Whether you think it’s a good thing or not, citizen journalism is on the rise. Not a shock there, as many of us carry potent 3G-connected computers bedecked with better-than-HD cameras in our pockets. This tech is also useful for journalists in remote or perilous areas, and that’s likely what Apple’s got in mind with a recent patent application pointing the way to advanced pocket-based broadcasting.
The patent hinges on the processing power contained in handheld devices like the iPhone or iPad, and the fact that in addition to having rear-facing high resolution cameras, the iDevices also have front-facing webcams (which in the future will likely be upgraded to HD resolution).

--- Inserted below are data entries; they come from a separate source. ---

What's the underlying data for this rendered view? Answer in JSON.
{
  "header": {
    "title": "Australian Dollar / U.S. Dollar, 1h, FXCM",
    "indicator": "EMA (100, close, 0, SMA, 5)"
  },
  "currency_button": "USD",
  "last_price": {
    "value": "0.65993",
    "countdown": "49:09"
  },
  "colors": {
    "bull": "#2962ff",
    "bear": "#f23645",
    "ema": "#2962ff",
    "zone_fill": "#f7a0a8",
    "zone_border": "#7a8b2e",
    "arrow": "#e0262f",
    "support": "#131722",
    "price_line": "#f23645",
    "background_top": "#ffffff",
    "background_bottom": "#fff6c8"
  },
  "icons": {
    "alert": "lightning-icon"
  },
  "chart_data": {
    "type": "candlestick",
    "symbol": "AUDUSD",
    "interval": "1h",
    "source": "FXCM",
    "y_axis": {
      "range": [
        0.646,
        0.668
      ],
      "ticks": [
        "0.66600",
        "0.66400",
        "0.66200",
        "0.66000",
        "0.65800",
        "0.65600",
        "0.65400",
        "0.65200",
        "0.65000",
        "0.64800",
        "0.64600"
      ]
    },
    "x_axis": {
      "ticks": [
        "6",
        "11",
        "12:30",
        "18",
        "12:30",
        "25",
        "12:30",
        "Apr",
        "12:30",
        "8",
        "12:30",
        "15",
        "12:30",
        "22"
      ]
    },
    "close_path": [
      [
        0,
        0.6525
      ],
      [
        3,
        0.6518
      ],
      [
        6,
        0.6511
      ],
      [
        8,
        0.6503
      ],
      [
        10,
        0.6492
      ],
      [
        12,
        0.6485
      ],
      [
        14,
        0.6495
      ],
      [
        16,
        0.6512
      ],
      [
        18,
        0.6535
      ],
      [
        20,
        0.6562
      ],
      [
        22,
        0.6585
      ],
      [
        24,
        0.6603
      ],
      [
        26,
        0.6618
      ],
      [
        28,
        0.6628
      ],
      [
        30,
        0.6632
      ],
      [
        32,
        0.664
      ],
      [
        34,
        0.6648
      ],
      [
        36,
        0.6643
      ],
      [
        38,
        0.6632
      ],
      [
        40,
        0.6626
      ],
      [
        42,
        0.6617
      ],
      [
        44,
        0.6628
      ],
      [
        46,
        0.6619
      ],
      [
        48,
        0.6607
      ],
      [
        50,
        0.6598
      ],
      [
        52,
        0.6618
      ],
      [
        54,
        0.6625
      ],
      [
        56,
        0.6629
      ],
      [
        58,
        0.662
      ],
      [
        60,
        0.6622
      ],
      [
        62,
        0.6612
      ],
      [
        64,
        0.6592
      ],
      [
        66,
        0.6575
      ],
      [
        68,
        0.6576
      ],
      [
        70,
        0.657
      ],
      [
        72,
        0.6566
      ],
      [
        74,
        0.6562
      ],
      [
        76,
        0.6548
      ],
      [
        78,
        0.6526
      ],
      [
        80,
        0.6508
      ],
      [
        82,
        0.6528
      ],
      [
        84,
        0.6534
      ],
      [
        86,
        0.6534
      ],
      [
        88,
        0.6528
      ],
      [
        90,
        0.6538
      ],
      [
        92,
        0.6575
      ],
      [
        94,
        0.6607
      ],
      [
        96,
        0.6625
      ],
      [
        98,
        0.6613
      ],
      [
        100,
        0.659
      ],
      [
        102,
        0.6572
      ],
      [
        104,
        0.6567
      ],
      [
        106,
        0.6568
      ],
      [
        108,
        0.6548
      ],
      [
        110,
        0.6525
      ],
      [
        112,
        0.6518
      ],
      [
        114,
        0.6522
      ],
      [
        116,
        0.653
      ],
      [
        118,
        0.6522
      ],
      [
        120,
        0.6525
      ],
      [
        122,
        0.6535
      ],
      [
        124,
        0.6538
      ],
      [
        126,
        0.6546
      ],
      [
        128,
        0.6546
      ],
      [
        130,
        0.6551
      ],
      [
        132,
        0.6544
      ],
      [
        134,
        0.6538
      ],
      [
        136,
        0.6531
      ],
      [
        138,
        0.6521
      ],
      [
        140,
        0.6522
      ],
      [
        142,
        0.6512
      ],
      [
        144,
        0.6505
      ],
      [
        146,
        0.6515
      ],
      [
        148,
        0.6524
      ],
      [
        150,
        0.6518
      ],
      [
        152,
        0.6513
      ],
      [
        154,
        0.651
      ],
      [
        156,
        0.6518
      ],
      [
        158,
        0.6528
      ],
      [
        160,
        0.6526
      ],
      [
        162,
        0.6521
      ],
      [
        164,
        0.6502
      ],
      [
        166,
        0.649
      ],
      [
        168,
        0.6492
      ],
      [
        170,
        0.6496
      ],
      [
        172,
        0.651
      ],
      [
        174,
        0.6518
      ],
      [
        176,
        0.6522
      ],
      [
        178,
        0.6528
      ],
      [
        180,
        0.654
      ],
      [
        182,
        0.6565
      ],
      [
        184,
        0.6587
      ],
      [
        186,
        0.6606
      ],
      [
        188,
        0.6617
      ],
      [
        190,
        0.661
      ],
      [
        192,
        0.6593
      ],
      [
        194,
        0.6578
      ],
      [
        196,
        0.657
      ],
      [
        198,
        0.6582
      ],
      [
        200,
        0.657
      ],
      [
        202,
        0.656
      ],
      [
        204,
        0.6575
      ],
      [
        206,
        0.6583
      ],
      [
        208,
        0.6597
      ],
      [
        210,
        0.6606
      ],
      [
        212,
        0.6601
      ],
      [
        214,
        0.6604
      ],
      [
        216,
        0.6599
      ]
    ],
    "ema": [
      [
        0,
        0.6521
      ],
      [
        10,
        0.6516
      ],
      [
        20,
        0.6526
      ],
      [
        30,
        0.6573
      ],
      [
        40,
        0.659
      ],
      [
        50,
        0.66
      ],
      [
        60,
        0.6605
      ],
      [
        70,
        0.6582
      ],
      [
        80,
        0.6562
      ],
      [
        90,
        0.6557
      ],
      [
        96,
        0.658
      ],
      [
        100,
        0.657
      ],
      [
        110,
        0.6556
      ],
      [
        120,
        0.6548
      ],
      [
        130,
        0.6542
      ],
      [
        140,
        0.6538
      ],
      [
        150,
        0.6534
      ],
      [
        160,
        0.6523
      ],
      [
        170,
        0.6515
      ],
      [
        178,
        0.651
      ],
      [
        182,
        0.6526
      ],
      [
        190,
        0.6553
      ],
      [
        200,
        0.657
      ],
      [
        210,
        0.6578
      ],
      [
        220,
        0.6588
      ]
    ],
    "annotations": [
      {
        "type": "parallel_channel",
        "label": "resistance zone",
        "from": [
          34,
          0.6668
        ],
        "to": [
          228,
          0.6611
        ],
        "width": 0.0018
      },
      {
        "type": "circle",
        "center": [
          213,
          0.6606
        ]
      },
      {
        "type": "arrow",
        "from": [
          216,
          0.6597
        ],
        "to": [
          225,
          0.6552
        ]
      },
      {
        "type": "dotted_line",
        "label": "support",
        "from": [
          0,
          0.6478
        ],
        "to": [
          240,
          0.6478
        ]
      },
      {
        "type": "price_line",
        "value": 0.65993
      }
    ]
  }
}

The typical on-location news interview setup has a lone cameraman, simple sound-recording gear and a single journalist–which means fill-in shots have to be recorded separately to show the interviewer as well as interviewee. Apple’s realized its twin-cam devices actually boost the power of a lone journalist to simultaneously record their target on video and the target audio, all while also capturing fill-in shots with a picture-in-picture interface. Sure makes video editing on the fly easier.
Apple’s imagined application uses smart image and audio recognition software, controlled by the journalist. In “interview mode” the iPhone could monitor both front-facing and rear-facing video and audio streams, and automatically switch between them when the interviewer or interviewee is talking–it may even look for lip movements to better detect speech.
Meanwhile in “report mode” the app would by default capture rear-facing footage of the scene, only switching to cover the journalist when speaking, or when commanding the app to do so. Apple suggests the feed could be automatically transmitted for live reception at a news agency, or recorded for later editing in the field (or possibly on the device itself–Apple’s already made iOS a very powerful video editing system). In an even simpler version, the phone would transmit a multi-plexed camera feed directly to a remote editor, or record it for later more accurate editing. This last part is what raises all sorts of prospects for near-360-degree video footage of a dramatic news scene, as the reporter wouldn’t necessarily have to place themselves in the front-facing scene.
Pretty simple, sure, but often the best ideas are simple. And the potent image capture skills such a device could employ could definitely transform the worst “citizen journalism” into more interesting pieces, and also could give journalists a more traditional news broadcasting facility in difficult spots (think of those journalists being shepherded around by government handlers in Libya). It’s also tech that news agencies like the BBC and CNN could utilize with their existing field-reporting/citizen journalism plans.